Я не думал и тогда, когда бередил раны. Срывал запёкшуюся кровь. Чесал ногтями и впивался в собственное мясо. Оно было холодным. Я пытался расковырять его, залезть глубже. Ответа не последовало. Я знал, что мне должно быть безумно больно, но не было. Сказывалась порция обезболивающего.
Я отнял пальцы.
Их покрывала моя кровь. Она текла по ладоням, запястьям. Она капала на ноги. Стекала с них.
Он в самом деле сделал это.
Я прижал влажные руки к лицу и провёл линии до подбородка. В голове не было ни одной мысли, но я ощущал себя безумным и пытался сдержать насильственную улыбку. Она не поддавалась контролю.

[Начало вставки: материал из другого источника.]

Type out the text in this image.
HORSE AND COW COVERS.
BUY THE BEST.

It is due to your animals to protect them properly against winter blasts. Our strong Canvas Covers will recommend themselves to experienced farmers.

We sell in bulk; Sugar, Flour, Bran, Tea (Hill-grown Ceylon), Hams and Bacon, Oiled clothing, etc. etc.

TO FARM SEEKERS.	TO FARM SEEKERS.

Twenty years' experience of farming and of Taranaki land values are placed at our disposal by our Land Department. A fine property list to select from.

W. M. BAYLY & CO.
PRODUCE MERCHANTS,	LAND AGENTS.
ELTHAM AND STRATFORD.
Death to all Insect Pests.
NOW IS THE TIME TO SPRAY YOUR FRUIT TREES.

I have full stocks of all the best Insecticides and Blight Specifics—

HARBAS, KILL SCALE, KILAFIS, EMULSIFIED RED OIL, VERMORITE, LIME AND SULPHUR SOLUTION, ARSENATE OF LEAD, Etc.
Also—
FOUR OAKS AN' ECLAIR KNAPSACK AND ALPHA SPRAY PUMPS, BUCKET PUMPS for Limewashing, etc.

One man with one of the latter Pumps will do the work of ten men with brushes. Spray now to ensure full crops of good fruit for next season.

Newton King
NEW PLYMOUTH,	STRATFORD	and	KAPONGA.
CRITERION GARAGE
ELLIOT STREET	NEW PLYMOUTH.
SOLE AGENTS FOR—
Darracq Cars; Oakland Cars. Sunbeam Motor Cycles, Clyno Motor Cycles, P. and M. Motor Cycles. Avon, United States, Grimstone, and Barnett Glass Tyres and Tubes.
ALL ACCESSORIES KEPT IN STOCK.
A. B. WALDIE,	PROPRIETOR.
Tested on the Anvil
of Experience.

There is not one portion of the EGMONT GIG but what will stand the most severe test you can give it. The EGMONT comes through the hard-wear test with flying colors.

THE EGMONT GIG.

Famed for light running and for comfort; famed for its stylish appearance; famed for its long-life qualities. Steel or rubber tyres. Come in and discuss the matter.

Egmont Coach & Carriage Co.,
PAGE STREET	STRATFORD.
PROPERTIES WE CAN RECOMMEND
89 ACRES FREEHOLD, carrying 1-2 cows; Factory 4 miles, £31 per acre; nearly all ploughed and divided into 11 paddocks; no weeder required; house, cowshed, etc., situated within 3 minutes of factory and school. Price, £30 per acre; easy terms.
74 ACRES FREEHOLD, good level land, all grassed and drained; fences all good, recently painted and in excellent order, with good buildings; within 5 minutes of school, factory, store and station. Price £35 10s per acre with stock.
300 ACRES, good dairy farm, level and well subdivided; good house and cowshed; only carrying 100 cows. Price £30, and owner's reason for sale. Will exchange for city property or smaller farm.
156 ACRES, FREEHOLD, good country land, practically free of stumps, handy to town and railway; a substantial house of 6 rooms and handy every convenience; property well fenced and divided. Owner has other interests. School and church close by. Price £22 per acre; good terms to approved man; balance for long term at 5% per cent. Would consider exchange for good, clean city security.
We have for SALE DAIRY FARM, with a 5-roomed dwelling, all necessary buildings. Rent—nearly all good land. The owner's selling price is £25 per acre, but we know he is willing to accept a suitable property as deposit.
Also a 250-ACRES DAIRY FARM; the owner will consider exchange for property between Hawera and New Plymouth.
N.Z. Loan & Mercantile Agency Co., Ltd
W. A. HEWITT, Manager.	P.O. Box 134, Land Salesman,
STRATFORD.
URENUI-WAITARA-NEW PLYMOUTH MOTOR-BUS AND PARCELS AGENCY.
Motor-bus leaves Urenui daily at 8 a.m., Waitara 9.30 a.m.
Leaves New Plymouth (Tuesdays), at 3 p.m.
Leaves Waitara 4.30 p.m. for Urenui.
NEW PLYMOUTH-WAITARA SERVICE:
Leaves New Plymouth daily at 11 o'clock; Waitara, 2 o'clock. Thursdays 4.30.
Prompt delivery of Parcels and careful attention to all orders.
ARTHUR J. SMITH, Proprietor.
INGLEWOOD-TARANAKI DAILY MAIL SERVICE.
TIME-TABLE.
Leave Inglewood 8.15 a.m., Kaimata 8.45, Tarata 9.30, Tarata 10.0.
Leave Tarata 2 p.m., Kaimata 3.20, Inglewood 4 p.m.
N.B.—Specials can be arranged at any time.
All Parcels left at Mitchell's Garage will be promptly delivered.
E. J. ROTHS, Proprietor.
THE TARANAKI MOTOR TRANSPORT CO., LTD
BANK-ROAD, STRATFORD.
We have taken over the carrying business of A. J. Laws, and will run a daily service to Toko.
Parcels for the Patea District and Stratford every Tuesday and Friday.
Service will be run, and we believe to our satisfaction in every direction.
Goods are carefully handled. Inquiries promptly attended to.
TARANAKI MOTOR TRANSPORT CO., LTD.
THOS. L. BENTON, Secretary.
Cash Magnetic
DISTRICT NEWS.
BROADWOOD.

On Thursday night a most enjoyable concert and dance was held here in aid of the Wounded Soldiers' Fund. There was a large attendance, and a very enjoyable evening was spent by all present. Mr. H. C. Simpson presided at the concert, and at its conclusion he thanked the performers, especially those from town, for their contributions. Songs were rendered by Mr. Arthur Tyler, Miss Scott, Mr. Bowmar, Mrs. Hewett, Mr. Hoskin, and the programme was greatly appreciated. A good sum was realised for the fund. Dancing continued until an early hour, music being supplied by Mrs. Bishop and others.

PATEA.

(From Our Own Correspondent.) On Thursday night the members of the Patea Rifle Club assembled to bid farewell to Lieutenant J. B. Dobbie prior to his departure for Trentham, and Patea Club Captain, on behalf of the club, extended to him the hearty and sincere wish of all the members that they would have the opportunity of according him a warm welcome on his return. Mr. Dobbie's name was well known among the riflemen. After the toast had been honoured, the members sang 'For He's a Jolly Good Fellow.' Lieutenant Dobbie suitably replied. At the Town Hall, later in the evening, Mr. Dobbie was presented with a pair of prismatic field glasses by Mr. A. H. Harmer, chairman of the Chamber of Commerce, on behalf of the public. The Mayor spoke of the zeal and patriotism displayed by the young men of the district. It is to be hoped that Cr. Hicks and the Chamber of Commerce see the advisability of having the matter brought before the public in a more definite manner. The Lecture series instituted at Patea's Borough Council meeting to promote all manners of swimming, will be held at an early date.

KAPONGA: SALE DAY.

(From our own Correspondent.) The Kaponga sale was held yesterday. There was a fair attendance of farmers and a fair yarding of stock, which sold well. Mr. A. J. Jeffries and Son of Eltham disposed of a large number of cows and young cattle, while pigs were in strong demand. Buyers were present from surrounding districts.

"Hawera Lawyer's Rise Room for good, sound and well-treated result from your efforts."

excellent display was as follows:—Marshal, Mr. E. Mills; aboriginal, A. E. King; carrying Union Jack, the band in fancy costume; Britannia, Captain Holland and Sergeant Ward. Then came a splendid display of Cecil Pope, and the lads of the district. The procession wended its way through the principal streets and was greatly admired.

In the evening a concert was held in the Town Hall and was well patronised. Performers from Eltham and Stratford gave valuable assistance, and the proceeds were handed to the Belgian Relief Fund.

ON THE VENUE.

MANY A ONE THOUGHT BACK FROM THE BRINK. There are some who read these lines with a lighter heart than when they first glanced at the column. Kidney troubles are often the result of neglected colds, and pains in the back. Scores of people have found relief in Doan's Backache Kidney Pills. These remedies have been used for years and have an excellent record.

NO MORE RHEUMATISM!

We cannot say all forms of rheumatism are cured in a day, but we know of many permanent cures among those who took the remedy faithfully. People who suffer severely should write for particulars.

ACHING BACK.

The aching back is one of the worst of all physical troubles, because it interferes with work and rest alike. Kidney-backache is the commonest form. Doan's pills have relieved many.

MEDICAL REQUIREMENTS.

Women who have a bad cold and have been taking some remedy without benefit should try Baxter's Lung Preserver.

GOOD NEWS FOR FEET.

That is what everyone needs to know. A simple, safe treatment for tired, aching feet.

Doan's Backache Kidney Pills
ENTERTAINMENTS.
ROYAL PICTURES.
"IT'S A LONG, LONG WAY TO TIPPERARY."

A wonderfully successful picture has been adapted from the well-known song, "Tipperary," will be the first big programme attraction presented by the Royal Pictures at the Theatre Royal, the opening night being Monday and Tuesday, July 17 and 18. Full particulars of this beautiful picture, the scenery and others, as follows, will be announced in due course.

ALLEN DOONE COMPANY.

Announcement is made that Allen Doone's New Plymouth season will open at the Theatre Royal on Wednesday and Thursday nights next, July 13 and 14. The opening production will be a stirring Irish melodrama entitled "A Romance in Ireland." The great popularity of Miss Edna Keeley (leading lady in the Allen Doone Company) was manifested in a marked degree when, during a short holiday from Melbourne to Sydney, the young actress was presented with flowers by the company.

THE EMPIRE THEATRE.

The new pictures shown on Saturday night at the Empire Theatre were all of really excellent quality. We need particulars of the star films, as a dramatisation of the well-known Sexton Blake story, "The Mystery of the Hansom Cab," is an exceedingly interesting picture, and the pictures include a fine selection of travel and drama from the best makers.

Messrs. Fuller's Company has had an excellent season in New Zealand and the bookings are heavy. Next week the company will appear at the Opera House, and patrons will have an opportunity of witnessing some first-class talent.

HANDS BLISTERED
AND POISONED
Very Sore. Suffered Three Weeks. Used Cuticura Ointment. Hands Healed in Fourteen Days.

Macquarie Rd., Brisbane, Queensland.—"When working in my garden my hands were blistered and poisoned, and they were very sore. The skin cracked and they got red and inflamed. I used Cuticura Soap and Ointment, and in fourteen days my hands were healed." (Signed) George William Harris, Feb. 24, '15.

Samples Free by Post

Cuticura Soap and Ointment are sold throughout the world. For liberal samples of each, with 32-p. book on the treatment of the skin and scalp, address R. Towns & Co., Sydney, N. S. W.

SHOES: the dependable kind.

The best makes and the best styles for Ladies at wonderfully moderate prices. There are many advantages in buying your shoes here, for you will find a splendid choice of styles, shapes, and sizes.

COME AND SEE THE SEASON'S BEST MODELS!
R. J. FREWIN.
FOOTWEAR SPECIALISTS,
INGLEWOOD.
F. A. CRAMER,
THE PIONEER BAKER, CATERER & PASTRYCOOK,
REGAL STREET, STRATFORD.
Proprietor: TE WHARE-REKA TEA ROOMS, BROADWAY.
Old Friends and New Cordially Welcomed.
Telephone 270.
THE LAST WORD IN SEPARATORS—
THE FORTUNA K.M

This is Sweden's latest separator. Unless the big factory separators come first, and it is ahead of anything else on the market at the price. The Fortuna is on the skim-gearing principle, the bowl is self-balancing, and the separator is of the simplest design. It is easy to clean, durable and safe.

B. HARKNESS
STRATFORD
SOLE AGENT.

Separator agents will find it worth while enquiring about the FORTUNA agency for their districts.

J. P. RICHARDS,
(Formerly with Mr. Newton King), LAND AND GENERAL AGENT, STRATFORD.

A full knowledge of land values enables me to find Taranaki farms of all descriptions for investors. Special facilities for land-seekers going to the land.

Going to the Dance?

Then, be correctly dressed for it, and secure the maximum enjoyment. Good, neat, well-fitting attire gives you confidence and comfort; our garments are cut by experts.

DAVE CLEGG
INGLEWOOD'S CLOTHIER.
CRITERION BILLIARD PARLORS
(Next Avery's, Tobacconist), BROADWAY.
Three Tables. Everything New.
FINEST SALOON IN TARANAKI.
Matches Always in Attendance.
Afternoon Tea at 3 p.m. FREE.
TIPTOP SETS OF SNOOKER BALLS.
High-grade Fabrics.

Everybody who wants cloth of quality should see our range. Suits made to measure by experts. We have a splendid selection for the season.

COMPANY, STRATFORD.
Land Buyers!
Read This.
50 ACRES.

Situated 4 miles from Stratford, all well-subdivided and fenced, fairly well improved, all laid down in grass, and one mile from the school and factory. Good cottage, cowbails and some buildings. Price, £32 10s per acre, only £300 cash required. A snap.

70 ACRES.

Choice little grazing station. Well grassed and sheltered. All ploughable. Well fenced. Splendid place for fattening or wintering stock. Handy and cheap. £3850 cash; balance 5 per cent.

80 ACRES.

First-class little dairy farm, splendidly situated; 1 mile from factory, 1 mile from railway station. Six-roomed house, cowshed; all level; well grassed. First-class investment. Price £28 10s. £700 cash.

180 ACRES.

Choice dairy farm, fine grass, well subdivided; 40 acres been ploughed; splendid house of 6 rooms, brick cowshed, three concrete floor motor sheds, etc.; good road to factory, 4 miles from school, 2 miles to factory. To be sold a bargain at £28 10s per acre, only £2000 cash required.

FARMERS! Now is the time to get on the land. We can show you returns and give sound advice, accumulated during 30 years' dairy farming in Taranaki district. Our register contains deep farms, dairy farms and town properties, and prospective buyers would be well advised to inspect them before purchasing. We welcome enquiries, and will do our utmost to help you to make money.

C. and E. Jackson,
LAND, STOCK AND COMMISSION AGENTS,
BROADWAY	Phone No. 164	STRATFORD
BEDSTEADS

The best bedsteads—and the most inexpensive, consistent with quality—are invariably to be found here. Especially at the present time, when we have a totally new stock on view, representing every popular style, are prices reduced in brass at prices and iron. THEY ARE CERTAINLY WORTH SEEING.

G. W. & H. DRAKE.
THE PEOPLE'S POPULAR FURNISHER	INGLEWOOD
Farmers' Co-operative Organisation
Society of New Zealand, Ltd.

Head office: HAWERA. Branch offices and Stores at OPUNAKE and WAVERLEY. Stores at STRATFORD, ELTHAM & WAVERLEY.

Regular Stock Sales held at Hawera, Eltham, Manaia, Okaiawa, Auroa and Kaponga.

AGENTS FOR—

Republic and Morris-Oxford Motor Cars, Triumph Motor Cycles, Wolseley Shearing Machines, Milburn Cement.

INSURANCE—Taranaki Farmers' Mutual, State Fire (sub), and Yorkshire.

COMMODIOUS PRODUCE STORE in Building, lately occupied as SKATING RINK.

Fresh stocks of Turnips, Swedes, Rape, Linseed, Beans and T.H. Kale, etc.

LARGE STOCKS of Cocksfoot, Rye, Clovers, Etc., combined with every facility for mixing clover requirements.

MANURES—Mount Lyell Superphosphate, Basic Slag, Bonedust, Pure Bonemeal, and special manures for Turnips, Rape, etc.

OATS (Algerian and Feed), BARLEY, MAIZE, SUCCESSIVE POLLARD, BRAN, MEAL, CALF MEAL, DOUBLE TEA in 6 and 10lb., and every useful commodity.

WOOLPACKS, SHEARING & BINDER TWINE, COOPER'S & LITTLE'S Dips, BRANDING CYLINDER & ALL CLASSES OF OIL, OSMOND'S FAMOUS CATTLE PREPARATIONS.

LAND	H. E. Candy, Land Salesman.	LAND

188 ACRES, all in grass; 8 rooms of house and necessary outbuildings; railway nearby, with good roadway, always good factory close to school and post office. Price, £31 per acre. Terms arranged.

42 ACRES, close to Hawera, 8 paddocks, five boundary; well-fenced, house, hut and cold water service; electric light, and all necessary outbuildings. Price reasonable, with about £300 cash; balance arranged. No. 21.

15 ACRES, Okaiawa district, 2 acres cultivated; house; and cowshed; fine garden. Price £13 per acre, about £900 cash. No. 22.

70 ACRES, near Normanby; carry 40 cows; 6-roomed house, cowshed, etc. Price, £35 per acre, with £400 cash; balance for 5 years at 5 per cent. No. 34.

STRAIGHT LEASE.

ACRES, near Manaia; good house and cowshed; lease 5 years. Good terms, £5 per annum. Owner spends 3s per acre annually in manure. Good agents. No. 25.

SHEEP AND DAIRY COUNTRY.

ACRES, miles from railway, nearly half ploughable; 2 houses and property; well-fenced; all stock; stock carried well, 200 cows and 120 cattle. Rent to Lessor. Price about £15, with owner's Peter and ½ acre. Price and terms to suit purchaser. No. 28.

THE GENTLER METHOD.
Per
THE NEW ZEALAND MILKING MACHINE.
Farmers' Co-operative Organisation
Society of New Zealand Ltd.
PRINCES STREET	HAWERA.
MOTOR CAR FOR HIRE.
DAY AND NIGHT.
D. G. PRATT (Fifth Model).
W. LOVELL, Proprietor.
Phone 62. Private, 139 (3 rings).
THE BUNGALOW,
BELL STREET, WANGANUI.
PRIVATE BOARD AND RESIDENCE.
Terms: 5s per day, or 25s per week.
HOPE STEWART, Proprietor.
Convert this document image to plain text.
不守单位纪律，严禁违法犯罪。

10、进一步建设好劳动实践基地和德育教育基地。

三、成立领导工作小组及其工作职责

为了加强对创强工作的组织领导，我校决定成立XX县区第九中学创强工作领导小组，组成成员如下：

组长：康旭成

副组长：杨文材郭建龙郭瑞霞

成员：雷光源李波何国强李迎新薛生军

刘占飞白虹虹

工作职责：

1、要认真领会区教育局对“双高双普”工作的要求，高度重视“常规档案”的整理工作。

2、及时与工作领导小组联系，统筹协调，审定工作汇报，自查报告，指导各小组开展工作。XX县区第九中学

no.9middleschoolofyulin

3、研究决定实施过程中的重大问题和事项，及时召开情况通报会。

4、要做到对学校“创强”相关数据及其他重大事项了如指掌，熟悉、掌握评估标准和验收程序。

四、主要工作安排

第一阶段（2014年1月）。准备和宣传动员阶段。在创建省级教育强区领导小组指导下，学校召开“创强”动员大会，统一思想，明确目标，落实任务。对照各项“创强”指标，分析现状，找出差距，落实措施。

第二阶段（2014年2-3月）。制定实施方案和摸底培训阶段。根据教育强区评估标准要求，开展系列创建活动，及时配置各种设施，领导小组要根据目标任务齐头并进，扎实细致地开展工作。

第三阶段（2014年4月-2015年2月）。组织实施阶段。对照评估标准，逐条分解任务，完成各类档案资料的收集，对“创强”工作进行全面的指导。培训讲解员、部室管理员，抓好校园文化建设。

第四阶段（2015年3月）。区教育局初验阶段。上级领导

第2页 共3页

Я пришёл в себя, когда фарфор разбился о дерево. С ошарашенным видом Яков стоял у двери.
Вернулся объект ненависти. Вернулась и ненависть. Я расплылся в улыбке:
— Даже не знаю, что на меня нашло.
Я действительно не знал.
***
Больше я не позволял такому случаться. Таблетки теряли действие, и я ощущал боль – будто иглы вонзались в мясо и вращались внутри, цепляя остриём неповреждённые участки.
У Якова плохо получалось делать вид, будто его это не волновало. И это заинтересовало меня: значит, ему можно меня калечить, но, если я буду наносить себе вред, это будет не устраивать его – прекрасный повод для манипуляции. Главное, чтобы он не окончился отсечением рук. Они мне ещё пригодятся.
Чтобы отвлечь Якова от тучных мыслей (я на самом деле поддерживал его, чтобы заручиться доверием), я спрашивал его о всяком. Даже если он мне уже рассказывал об этом. Ему не составляло труда повторять.
Когда я спросил, не познакомит ли он меня со своими родителями или бабушкой, которую на словах так сильно любит и боготворит, он ответил, что никого в живых не осталось. Проронив пару сочувствующих фраз, я удержался от вопроса: «А не ты ли их убил?».
Иногда я был настолько поглощён диалогом и хождением по трясине своих и его воспоминаний, что не замечал, как перехожу границу:
— Знаешь, из-за полиции я не смог посмотреть, что было в пакете. В моей квартире. Расскажешь? — Я не заметил, как эти слова кокетливо вырвались из моего рта.
— Об этом, — Яков заметно воспрял духом, — там была голова собаки. Как символ будущего года.
— Надо же.
Ну и выродок.
Я крепко сжал зубы.
Как он может быть таким беспечным? Как он может не понимать своих действий? Если бы я так мог, давно бы положил на свою безопасность и возможность остаться в живых.
Точно полоумный.
— Яков, — попросил я, чтобы отвлечься от мыслей: из-за них я мог сойти с проложенной тропы, — можно обезболивающее?
— Ты ведь уже принимал сегодня, — нерешительно проговорил он. — Много.
Чтобы заглушить мою ненависть понадобится куда больше.
— Сильно болит, — пожаловался я, оглядываясь на ноги. — Пожалуйста, всего одну.
Он грузно вздохнул и кивнул. Надеюсь, из понимания того, что этой болью меня наполнил он.
Я сохранил улыбку, пока болтал ногами и ждал исполнения своей просьбы.
Яков сел со мной и протянул таблетку, во второй руке – стакан воды, но брать их я не собирался. На коленях подобрался к нему и открыл рот, высовывая язык. Даже для меня это была крайняя форма развращённого поведения. Но я был способен на неё.
Я поднял глаза на Якова, а мой язык коснулся его пальцев. Таблетка упала на пол. На его лице испуг. Он не шевелился. Когда я повёл языком по стороне пальца, он додумался одёрнуть руку.